The second half was where it all picked up! One of the dancers sang us a song and boy could she dance...hells yeah! Was freaking amazing. And really nice not to end the number with a man walking roudn the stage gathering feathers and stockings. The problem is, once you've seen one girl put a long glove off with her teeth...you sort of know how it works. If she were to take the glove off, pull a rabbit out of it, catapult the rabbit off into space using her G string and then wink at me with bright red lipstick, I'd be more impressed.

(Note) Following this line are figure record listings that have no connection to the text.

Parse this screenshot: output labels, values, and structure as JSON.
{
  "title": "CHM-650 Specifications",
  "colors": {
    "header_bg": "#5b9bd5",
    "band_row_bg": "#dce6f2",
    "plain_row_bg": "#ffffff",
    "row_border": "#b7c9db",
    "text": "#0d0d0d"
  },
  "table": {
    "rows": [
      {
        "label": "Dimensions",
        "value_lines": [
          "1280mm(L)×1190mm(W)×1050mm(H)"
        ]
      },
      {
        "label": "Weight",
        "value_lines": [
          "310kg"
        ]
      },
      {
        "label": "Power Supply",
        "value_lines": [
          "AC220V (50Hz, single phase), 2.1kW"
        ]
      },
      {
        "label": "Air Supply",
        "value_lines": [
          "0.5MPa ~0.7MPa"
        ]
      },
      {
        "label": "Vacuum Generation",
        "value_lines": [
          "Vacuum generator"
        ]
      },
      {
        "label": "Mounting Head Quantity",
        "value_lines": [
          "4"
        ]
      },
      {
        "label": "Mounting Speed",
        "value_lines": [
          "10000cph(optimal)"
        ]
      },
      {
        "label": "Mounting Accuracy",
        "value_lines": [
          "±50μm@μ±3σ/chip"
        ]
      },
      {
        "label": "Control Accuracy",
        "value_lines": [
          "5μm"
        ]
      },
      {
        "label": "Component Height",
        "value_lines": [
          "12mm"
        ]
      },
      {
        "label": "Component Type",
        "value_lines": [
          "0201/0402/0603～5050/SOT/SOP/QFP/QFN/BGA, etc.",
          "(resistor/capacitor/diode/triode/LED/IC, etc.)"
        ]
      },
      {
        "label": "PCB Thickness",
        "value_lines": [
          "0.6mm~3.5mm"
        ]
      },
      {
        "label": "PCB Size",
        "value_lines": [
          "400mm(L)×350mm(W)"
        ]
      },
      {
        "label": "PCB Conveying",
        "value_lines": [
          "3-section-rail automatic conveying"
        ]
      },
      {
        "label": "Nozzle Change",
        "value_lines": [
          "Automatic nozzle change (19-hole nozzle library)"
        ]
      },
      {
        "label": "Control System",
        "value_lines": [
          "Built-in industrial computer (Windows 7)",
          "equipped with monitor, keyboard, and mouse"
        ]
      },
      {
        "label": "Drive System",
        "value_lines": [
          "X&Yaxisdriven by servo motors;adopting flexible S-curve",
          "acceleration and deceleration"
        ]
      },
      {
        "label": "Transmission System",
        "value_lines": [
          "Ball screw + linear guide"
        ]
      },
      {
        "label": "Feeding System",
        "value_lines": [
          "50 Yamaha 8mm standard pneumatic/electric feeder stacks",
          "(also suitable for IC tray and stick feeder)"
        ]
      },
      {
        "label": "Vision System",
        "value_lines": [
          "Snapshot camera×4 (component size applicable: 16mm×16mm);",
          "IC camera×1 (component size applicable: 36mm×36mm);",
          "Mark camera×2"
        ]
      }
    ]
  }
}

The definite highlight was Miss Laurie Hagen who was a guest star of the show. A delightful mix of mime, Chaplin-esque dancing and the sort of strip tease that was cheeky without vulgarity. Definitely something I'd watch again. Like Liza Minelli's less crazy, more spunky love child.
The bit that really got me was the finale. A great number, lots of fun songs and lots of good costumes. But, at the end...we have our heroines all lined up front of stage with tassles galore and lovely pants on. And then they start what I can only describe as a 'boob shimmy' and all these boobs are suddenly revolving like a Rolex on speed. All perfectly in time, all spinning in lovely concentric circles.
This is definitely not something I'll ever be able to do. Is this something I should be able to do? I can't help but think if I even attempted to do that one of my boobs would be heading for Tescos and the other would be raising it's (metaphorical) eyebrow at me as if to say 'what the hell are we trying to do now?'...
"Well, Lefty," I would reply, "We're supposed to be able to do this apparently...it's what we do with you now...it's a spin class for mammaries!"
And Lefty would sigh, resign himself to my latest hare brained scheme and begin fervently hoping that one day I reproduce so he'll have a half decent purpose in life.